Teah - I guess what I would want people to know is that even though we're all different, we're also very much alike. We all came from one place, and no matter how we look or speak or believe, we're all the same deep down. We have feelings, we have dreams, we want to love and be loved just like everyone else does. It's hard to be a Native American in today's society because there are still so many stereotypes and myths that surrounds us. If I could tell the whole world one thing, being a Native American woman, it would be to ask that, instead of profiling us by what you've heard taught or read in books or have seen in movies, look at us for who we are; we're people. Living, thinking, spiritual human beings, and we just want peace for the world like everyone else.
Ricky - One more question I wanted to ask and you just reminded me with your answer. In regards to Native American women. In our country, and in Canada, there is an epidemic of murdered and missing Native American women. It doesn't get any attention mainstream media wise that I've ever seen. What is happening and what can we do to help spread the word to get this to stop?
Teah - I couldn't say for sure what is or why it's happening. There's such a long history of crimes against Native women, and children too, and many of those stories get "lost in the shuffle" too. I think it all goes back to that stereotype of Native peoples being worth less than others, that we're uneducated and primal in our decisions and culture, so many people don't see these atrocities as needing to be publicized because, in a sense, we're just not worth the time; we don't matter as much other people do. With women especially, it takes a lot more to prove ourselves as individuals. We're often so maligned by the media, made out to be some sort of object for men to gain or a weakling that needs to be rescued or protected. The images created by the media have taken such a toll on women as well as Native people in general that we're not viewed in the same way as others.

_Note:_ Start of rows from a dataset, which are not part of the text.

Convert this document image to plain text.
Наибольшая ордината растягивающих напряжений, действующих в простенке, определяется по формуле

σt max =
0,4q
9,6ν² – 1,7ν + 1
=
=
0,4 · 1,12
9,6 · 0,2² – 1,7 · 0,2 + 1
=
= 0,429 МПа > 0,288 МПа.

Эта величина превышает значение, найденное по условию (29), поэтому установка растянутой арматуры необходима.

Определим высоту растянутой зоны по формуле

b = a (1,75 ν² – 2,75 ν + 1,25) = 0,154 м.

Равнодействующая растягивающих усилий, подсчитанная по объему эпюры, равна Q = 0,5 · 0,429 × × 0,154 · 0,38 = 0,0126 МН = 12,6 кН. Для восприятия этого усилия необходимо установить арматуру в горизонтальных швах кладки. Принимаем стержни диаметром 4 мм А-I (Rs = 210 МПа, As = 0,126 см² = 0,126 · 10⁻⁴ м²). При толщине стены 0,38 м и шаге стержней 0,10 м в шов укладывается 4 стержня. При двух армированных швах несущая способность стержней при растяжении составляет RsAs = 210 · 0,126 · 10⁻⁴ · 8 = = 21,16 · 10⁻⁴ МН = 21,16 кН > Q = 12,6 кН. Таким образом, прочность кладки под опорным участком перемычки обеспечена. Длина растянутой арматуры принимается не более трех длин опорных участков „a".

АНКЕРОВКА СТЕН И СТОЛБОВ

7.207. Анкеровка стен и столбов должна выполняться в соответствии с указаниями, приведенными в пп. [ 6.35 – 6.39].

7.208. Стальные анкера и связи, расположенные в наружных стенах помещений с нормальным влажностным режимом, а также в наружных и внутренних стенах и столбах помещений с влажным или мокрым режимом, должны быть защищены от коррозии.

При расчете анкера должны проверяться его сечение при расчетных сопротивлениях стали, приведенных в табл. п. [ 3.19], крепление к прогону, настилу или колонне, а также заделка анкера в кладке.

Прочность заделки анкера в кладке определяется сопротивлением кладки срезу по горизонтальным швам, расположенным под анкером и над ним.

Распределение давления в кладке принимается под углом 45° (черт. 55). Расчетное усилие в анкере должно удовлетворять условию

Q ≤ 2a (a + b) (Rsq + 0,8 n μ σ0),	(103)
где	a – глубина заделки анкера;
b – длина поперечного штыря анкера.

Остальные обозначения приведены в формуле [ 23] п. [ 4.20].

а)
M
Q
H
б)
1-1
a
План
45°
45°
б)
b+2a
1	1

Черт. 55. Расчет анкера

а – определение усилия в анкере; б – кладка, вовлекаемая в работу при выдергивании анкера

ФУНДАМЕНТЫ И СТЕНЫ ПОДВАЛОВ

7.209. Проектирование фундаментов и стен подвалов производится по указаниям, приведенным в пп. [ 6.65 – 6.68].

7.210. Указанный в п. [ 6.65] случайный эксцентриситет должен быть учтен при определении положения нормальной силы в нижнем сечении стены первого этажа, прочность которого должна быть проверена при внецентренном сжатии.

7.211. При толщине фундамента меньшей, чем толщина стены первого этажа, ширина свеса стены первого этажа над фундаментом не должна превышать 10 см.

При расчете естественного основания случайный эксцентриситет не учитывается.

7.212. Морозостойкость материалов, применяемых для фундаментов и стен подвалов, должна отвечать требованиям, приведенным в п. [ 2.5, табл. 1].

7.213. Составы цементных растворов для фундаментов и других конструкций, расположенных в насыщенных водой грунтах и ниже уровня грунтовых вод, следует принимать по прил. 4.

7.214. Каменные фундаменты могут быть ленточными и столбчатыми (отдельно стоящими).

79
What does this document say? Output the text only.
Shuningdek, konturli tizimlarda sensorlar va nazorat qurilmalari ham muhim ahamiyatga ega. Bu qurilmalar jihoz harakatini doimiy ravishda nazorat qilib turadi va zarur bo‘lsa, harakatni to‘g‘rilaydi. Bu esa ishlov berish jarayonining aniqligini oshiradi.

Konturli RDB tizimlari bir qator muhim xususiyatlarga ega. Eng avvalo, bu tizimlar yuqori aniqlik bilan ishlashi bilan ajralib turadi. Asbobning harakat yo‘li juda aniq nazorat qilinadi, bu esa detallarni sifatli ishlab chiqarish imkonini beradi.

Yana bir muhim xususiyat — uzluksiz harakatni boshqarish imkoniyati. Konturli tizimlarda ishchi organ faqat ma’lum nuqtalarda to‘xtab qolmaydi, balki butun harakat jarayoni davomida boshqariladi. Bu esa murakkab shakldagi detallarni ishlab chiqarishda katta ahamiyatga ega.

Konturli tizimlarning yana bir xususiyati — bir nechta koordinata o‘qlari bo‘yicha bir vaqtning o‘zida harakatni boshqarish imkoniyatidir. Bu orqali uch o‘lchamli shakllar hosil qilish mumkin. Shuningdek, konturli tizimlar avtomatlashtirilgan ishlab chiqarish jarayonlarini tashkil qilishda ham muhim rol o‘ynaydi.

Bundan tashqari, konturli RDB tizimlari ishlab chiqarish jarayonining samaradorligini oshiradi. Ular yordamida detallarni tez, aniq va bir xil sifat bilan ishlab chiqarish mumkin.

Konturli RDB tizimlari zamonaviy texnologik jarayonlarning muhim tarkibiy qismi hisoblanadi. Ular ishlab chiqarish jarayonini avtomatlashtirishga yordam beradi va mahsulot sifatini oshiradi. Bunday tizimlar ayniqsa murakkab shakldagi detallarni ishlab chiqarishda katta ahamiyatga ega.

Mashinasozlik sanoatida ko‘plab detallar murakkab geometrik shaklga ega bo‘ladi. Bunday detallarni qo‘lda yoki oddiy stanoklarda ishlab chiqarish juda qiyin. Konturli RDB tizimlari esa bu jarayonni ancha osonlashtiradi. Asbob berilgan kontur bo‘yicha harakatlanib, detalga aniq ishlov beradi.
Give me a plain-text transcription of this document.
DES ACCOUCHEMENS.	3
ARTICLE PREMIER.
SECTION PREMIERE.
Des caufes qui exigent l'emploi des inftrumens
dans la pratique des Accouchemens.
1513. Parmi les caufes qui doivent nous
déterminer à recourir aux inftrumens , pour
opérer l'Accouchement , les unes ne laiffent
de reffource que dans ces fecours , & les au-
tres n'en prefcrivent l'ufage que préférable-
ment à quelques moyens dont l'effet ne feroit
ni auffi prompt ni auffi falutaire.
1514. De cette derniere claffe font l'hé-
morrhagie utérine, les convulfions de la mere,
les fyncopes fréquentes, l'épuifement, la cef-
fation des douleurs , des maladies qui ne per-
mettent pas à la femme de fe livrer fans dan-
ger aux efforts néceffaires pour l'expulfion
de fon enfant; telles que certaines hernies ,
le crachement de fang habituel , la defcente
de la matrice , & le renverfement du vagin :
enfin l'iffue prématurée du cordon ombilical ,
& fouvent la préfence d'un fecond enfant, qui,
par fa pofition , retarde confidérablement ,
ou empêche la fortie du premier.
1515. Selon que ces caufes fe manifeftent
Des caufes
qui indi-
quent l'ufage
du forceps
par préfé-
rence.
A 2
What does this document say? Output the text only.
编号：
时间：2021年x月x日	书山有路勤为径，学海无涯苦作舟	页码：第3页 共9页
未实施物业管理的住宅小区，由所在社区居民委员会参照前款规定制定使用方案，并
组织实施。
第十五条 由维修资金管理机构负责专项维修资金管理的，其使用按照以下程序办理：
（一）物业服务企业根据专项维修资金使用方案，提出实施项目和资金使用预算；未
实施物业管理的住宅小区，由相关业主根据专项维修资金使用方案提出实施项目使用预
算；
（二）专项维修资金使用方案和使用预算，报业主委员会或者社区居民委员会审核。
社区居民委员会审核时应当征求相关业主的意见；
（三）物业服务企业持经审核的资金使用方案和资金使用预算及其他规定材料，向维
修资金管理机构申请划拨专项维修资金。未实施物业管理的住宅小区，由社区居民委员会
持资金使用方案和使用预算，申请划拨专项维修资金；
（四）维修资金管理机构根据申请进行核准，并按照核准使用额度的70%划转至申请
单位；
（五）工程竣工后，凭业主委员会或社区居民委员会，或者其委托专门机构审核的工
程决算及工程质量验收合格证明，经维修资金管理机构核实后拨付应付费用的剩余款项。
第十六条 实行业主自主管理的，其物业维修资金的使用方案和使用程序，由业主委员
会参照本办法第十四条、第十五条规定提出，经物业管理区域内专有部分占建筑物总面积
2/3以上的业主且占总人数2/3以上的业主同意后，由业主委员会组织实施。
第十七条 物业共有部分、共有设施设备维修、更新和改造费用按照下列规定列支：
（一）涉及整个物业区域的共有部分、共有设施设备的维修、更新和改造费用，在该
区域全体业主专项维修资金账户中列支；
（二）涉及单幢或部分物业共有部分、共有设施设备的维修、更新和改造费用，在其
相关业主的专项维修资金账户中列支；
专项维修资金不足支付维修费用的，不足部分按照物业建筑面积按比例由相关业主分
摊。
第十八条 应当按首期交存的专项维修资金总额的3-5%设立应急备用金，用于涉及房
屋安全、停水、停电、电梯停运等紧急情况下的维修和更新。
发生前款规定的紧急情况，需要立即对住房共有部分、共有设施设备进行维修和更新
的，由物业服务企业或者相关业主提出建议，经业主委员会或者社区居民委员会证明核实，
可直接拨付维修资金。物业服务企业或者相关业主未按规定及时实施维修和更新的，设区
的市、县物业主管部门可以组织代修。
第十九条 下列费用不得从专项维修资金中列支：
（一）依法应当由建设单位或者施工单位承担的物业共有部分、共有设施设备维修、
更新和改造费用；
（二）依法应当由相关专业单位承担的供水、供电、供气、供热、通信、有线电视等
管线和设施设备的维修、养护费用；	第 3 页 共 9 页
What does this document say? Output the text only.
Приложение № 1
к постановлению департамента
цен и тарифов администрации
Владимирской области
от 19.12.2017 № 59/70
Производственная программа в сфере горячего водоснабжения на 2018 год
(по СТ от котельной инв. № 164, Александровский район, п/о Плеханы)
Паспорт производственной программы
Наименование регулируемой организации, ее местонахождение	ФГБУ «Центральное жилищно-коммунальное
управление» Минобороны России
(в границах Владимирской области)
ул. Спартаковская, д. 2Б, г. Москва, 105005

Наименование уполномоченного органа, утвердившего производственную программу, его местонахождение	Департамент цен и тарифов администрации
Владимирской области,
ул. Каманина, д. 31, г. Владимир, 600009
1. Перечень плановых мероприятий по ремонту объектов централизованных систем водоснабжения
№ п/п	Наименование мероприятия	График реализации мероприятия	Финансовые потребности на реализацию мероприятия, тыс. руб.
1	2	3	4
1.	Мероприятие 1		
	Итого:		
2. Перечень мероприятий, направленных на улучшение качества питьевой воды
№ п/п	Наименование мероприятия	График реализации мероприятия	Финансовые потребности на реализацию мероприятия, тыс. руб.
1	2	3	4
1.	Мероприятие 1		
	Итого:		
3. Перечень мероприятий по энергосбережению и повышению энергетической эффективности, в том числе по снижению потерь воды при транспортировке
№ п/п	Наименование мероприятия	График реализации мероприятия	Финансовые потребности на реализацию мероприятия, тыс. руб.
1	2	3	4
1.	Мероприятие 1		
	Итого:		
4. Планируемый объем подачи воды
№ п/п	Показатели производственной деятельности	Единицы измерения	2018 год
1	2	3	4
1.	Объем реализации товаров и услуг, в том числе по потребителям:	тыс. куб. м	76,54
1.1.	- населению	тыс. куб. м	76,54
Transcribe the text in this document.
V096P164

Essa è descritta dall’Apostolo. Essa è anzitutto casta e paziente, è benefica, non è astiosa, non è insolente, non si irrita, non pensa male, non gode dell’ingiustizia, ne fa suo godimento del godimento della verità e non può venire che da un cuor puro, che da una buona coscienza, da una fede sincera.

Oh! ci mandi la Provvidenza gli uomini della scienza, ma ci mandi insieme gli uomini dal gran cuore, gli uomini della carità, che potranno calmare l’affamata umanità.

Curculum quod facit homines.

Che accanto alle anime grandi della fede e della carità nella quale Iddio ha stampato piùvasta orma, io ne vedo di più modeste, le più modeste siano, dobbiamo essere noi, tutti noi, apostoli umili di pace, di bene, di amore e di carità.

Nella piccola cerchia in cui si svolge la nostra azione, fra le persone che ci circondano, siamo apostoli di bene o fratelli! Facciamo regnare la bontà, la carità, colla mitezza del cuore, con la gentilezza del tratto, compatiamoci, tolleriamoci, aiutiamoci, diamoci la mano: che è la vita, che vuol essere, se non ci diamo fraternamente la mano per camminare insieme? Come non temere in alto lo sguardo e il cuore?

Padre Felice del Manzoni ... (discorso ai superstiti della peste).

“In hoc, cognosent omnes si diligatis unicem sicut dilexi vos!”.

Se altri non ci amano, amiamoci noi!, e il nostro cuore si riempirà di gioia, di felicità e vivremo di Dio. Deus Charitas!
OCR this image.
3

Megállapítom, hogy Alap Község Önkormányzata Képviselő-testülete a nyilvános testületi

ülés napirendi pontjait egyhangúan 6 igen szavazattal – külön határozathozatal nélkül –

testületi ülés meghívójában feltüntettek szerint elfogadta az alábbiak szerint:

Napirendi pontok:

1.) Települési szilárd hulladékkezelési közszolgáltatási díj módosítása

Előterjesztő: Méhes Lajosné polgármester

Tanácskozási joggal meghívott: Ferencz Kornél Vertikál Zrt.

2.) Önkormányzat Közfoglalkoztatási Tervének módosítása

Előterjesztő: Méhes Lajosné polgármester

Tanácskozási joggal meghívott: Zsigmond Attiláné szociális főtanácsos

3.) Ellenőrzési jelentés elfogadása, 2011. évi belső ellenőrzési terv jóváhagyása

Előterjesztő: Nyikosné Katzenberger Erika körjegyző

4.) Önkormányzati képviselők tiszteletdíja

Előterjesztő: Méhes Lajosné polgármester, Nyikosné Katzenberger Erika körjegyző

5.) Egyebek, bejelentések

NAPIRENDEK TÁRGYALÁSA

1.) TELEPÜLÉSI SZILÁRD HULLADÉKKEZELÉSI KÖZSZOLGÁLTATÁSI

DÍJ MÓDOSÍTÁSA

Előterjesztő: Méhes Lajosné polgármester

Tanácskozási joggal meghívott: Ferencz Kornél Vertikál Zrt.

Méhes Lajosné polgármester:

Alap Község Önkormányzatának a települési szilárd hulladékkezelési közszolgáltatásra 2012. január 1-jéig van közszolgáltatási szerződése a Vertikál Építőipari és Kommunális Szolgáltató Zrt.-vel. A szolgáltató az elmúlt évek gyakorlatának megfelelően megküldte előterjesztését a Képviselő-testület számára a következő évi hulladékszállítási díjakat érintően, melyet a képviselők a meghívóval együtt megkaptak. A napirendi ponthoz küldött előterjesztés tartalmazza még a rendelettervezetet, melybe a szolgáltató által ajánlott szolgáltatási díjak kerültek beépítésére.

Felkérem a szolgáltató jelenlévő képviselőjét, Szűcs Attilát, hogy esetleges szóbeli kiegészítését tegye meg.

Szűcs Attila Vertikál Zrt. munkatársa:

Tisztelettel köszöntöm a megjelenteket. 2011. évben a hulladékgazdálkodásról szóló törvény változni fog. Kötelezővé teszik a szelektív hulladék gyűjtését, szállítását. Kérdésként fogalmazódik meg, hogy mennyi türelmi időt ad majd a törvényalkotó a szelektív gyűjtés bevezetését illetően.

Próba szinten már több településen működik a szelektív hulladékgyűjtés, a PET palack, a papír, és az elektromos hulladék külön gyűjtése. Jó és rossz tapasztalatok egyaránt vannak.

Thanks to social media outlets we now have so many ways to spread the word about these horrible crimes, but we have to take advantage of them. It's up to us to make sure people are made aware that these things are happening and that they need to stop. One of my mom's favorite quotes is, "The only thing necessary for the triumph of evil is for good men to do nothing." (I'm not positive about who said it originally, but it's usually attributed to Edmund Burke). If we remain silent when we know that there's evil being done, then we're really no better than the one's who do the act themselves. It's so terrible and it needs to be stopped. No one deserves to be treated this way.